Common Vulnerabilities and Exposures (CVEs)

To provide the future of work, Island Enterprise Browser needs to be secure and private, but it also has to make work more simpler. The rendering engine and the usability are the primary drivers for using Chromium. That’s why Island has created a fork of Chromium, the open- source web browser project, so that customers can leverage the rendering engine and usability. Island’s closed source on top of the Chromium fork focuses on allowing customers to create and deliver productivity and security policies to Enterprise Browsers. But as a contributing author to Chromium, there comes an opportunity and a responsibility:

Opportunity: Chromium was originally developed by Google in 2008 for the purpose of accelerating web and cloud adoption. But as search and ad revenue remains Google’s primary revenue source, the Chromium source in many ways is a search and ads revenue engine, with more source code focused on consumerism than supporting an enterprise’s mission or business. Island’s opportunity came in creating a more streamlined fork of Chromium, using only about 40 percent of the source code, focusing on enterprise use of web, cloud, and SaaS. By reducing the overall amount of Chromium source code in Island, the Enterprise Browser starts out with less attack and vulnerability surface. 

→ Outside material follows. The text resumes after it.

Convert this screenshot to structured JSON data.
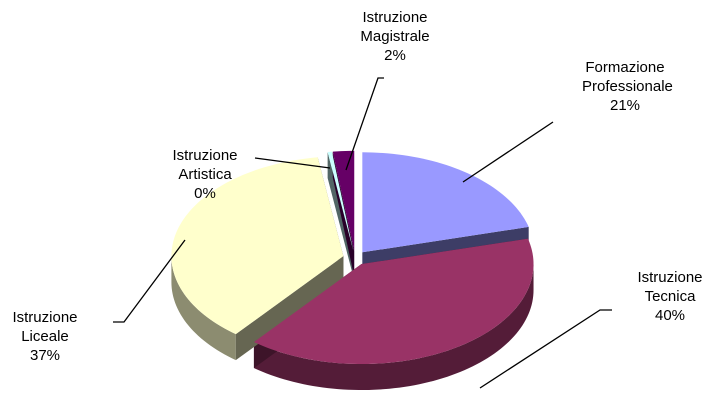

Responsibility: Island is and will be a highly active contributing author to Chromium. When vulnerabilities and fixes to the Enterprise Browser are found by Island or its customers, Island releases remediation code and fixes back to the Chromium open-source community. 

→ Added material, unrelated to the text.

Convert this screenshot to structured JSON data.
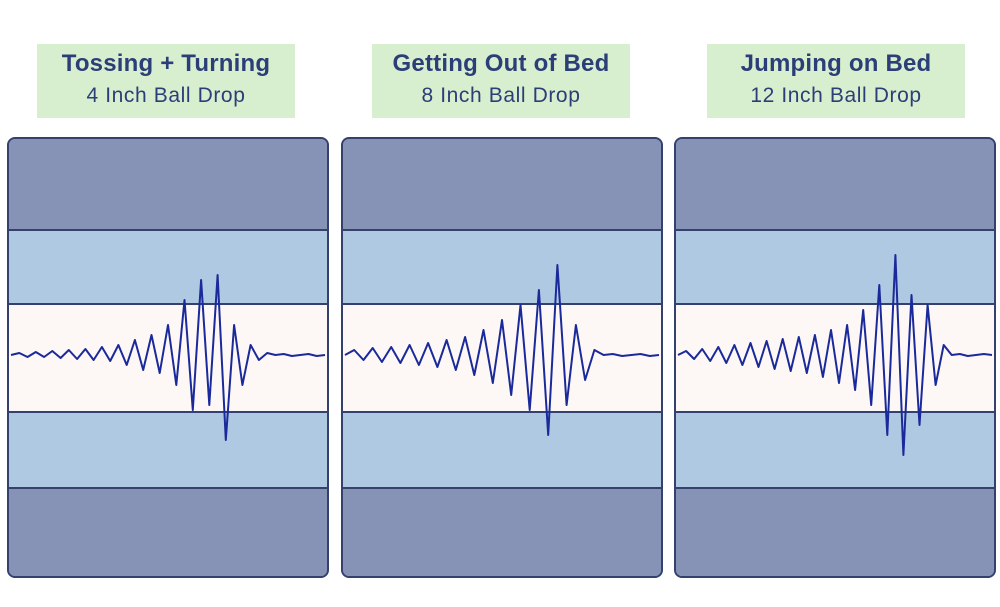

Island Internal: Island is a contributing author to Chromium, and Island developers provide constant updates and fixes to Chromium's open- source code. 

Evidence of Intrusions

Island aligns with NIST 800-207 Zero Trust (ZT) principles, ‘never trust, always verify’ on a per-connection basis. Because the Enterprise Browser issues the TLS handshake, Island customers have visibility down to the keystroke for critical business or mission activities. The Enterprise Browser acts as a policy execution point (PEP), capturing forensic-grade telemetry that helps organizations with total visibility to determine risk. Island enforces ZT policies for each of the pillars: user, device, network, application, and data, and allows administrators to create automated conditional access policies based on changing real-time conditions.

Administrators have access to detailed logs of user activity, security policy enforcement, and anomaly detection. Because the browser operates independently of the network, even compromised endpoints still yield useful intrusion evidence. This changes how fast and effectively incident response can contain and recover from attacks. 

What’s Next 

As a signatory of the CISA Secure by Design Pledge, we’re securing the Enterprise Browser from the ground up. Security isn’t an add-on at Island. It’s part of the blueprint alongside productivity and a simplified end-user experience. From MFA to eliminating entire classes of vulnerabilities, our goal is to make doing the right thing the default, not the exception.